Thinking of another person's sin and wishing she (and she alone) would be convicted and have a life-changing experience, is just another way to meddle instead of dealing with the sin in our own lives.
Oh women, we love to meddle. We love to find faults in others. We love to stir a pot with conflict instead of making peace. Our sin nature has never been so ugly as when we give in to these tendencies.
"Women [should be] worthy of respect,
not malicious talkers but temperate
and trustworthy in everything."
(I Timothy 3:11)
I would suggest that God never puts a message in our path that cannot somehow be applied to our own lives. Whether it is in the form of a God-centered magazine article, a book, a Drops devotional in our email inbox, a pastor's sermon, a particular Bible passage, or an inspiring talk on the radio. God has a message for you to hear. For me to hear. Not to wish upon someone else, hoping for a life-change in them. God desires a life change in each one of us.

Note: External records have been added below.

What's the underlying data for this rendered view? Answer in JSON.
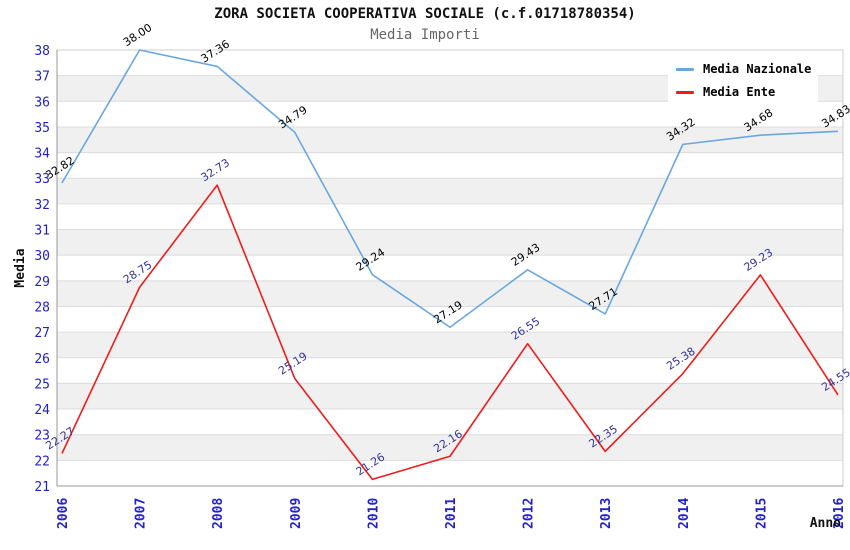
{
  "header": {
    "title": "ZORA SOCIETA COOPERATIVA SOCIALE (c.f.01718780354)",
    "subtitle": "Media Importi"
  },
  "chart_data": {
    "type": "line",
    "title": "ZORA SOCIETA COOPERATIVA SOCIALE (c.f.01718780354)",
    "subtitle": "Media Importi",
    "categories": [
      "2006",
      "2007",
      "2008",
      "2009",
      "2010",
      "2011",
      "2012",
      "2013",
      "2014",
      "2015",
      "2016"
    ],
    "series": [
      {
        "name": "Media Nazionale",
        "color": "#6aa7e0",
        "label_color": "#000000",
        "values": [
          32.82,
          38.0,
          37.36,
          34.79,
          29.24,
          27.19,
          29.43,
          27.71,
          34.32,
          34.68,
          34.83
        ]
      },
      {
        "name": "Media Ente",
        "color": "#ee1c1c",
        "label_color": "#333399",
        "values": [
          22.27,
          28.75,
          32.73,
          25.19,
          21.26,
          22.16,
          26.55,
          22.35,
          25.38,
          29.23,
          24.55
        ]
      }
    ],
    "xlabel": "Anno",
    "ylabel": "Media",
    "ylim": [
      21,
      38
    ],
    "y_tick_step": 1,
    "x_tick_rotation": -90,
    "data_label_rotation": -33,
    "data_label_decimals": 2,
    "grid": true,
    "legend_position": "top-right",
    "colors": {
      "tick_label": "#2222cc",
      "band": "#f0f0f0",
      "gridline": "#dcdcdc",
      "plot_border": "#cccccc",
      "axis": "#999999",
      "title": "#111111",
      "subtitle": "#666666",
      "axis_title": "#111111"
    }
  }
}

I recently dealt with an incredibly difficult person. The conflict had me mentally assigning sins to her that I hoped God would convict her of. The thought, "how can she call herself a Christian?" crossed my mind.
After I calmed down and allowed the Holy Spirit to lend me the peace I craved, this verse came to mind:
He [Jesus] said to them,
"If any one of you is without sin,
let him be the first to throw a stone at her."

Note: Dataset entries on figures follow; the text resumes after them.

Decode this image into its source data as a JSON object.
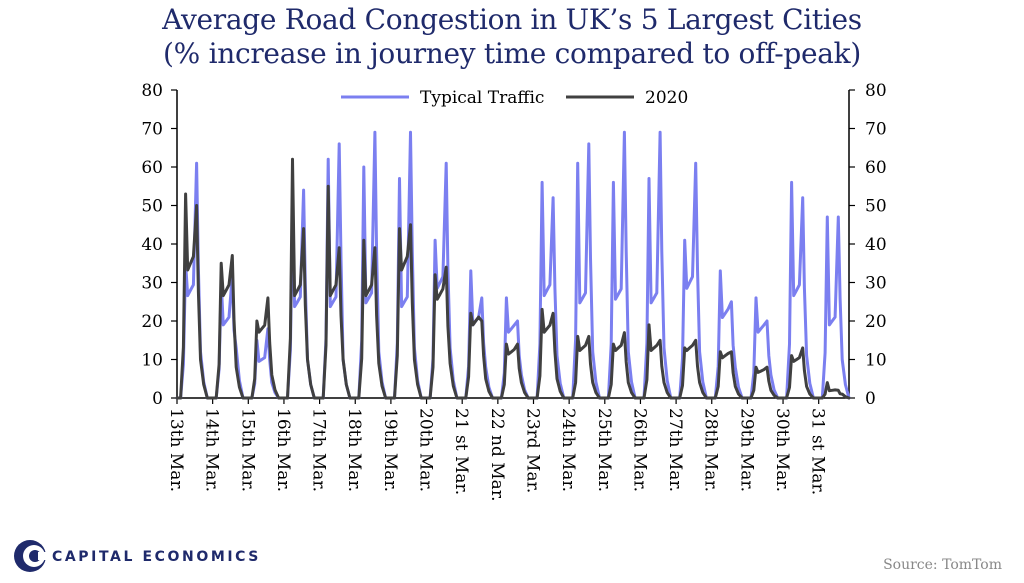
{
  "title_line1": "Average Road Congestion in UK’s 5 Largest Cities",
  "title_line2": "(% increase in journey time compared to off-peak)",
  "source": "Source: TomTom",
  "logo_text": "CAPITAL ECONOMICS",
  "colors": {
    "title": "#1f2a6b",
    "typical": "#7b7ff0",
    "y2020": "#404040",
    "axis": "#000000"
  },
  "chart_data": {
    "type": "line",
    "title": "Average Road Congestion in UK’s 5 Largest Cities (% increase in journey time compared to off-peak)",
    "xlabel": "",
    "ylabel": "",
    "ylim": [
      0,
      80
    ],
    "yticks": [
      0,
      10,
      20,
      30,
      40,
      50,
      60,
      70,
      80
    ],
    "categories": [
      "13th Mar.",
      "14th Mar.",
      "15th Mar.",
      "16th Mar.",
      "17th Mar.",
      "18th Mar.",
      "19th Mar.",
      "20th Mar.",
      "21 st Mar.",
      "22 nd Mar.",
      "23rd Mar.",
      "24th Mar.",
      "25th Mar.",
      "26th Mar.",
      "27th Mar.",
      "28th Mar.",
      "29th Mar.",
      "30th Mar.",
      "31 st Mar."
    ],
    "legend_position": "top-center",
    "grid": false,
    "series": [
      {
        "name": "Typical Traffic",
        "color": "#7b7ff0",
        "days": [
          {
            "am": 35,
            "mid": 28,
            "pm": 61,
            "late": 12
          },
          {
            "am": 30,
            "mid": 20,
            "pm": 32,
            "late": 13
          },
          {
            "am": 15,
            "mid": 10,
            "pm": 18,
            "late": 4
          },
          {
            "am": 50,
            "mid": 25,
            "pm": 54,
            "late": 10
          },
          {
            "am": 62,
            "mid": 25,
            "pm": 66,
            "late": 10
          },
          {
            "am": 60,
            "mid": 26,
            "pm": 69,
            "late": 12
          },
          {
            "am": 57,
            "mid": 25,
            "pm": 69,
            "late": 13
          },
          {
            "am": 41,
            "mid": 30,
            "pm": 61,
            "late": 13
          },
          {
            "am": 33,
            "mid": 20,
            "pm": 26,
            "late": 8
          },
          {
            "am": 26,
            "mid": 18,
            "pm": 20,
            "late": 6
          },
          {
            "am": 56,
            "mid": 28,
            "pm": 52,
            "late": 11
          },
          {
            "am": 61,
            "mid": 26,
            "pm": 66,
            "late": 12
          },
          {
            "am": 56,
            "mid": 27,
            "pm": 69,
            "late": 12
          },
          {
            "am": 57,
            "mid": 26,
            "pm": 69,
            "late": 13
          },
          {
            "am": 41,
            "mid": 30,
            "pm": 61,
            "late": 12
          },
          {
            "am": 33,
            "mid": 22,
            "pm": 25,
            "late": 8
          },
          {
            "am": 26,
            "mid": 18,
            "pm": 20,
            "late": 6
          },
          {
            "am": 56,
            "mid": 28,
            "pm": 52,
            "late": 11
          },
          {
            "am": 47,
            "mid": 20,
            "pm": 47,
            "late": 10
          }
        ]
      },
      {
        "name": "2020",
        "color": "#404040",
        "days": [
          {
            "am": 53,
            "mid": 35,
            "pm": 50,
            "late": 10
          },
          {
            "am": 35,
            "mid": 28,
            "pm": 37,
            "late": 8
          },
          {
            "am": 20,
            "mid": 18,
            "pm": 26,
            "late": 6
          },
          {
            "am": 62,
            "mid": 28,
            "pm": 44,
            "late": 10
          },
          {
            "am": 55,
            "mid": 28,
            "pm": 39,
            "late": 10
          },
          {
            "am": 41,
            "mid": 28,
            "pm": 39,
            "late": 9
          },
          {
            "am": 44,
            "mid": 35,
            "pm": 45,
            "late": 10
          },
          {
            "am": 32,
            "mid": 27,
            "pm": 34,
            "late": 9
          },
          {
            "am": 22,
            "mid": 20,
            "pm": 20,
            "late": 5
          },
          {
            "am": 14,
            "mid": 12,
            "pm": 14,
            "late": 4
          },
          {
            "am": 23,
            "mid": 18,
            "pm": 22,
            "late": 5
          },
          {
            "am": 16,
            "mid": 13,
            "pm": 16,
            "late": 4
          },
          {
            "am": 14,
            "mid": 13,
            "pm": 17,
            "late": 4
          },
          {
            "am": 19,
            "mid": 13,
            "pm": 15,
            "late": 4
          },
          {
            "am": 13,
            "mid": 13,
            "pm": 15,
            "late": 4
          },
          {
            "am": 12,
            "mid": 11,
            "pm": 12,
            "late": 3
          },
          {
            "am": 8,
            "mid": 7,
            "pm": 8,
            "late": 2
          },
          {
            "am": 11,
            "mid": 10,
            "pm": 13,
            "late": 3
          },
          {
            "am": 4,
            "mid": 2,
            "pm": 2,
            "late": 1
          }
        ]
      }
    ]
  }
}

Have I not struggled with the same sins as my "incredibly difficult person"? Maybe not to the severity in this particular instance. And my sins may be different, but not less disgusting to God. Sin entangles us all.
"... let us throw off everything that
hinders and the sin that so easily entangles.
And let us run with perseverance
the race marked out for us."
All my wishing and hoping to convict someone else with a powerful blast of truth will not change them. I have no control over another person. I can pray for that person and God can convict and enact change, but ultimately, the only person I have control over is me. Myself. I.
I have the power to listen, be teachable, learn, grow, and change. I do not have to throw the a stone against someone else's sin. I can take each challenge to heart and ask God, "What change do you desire in me?"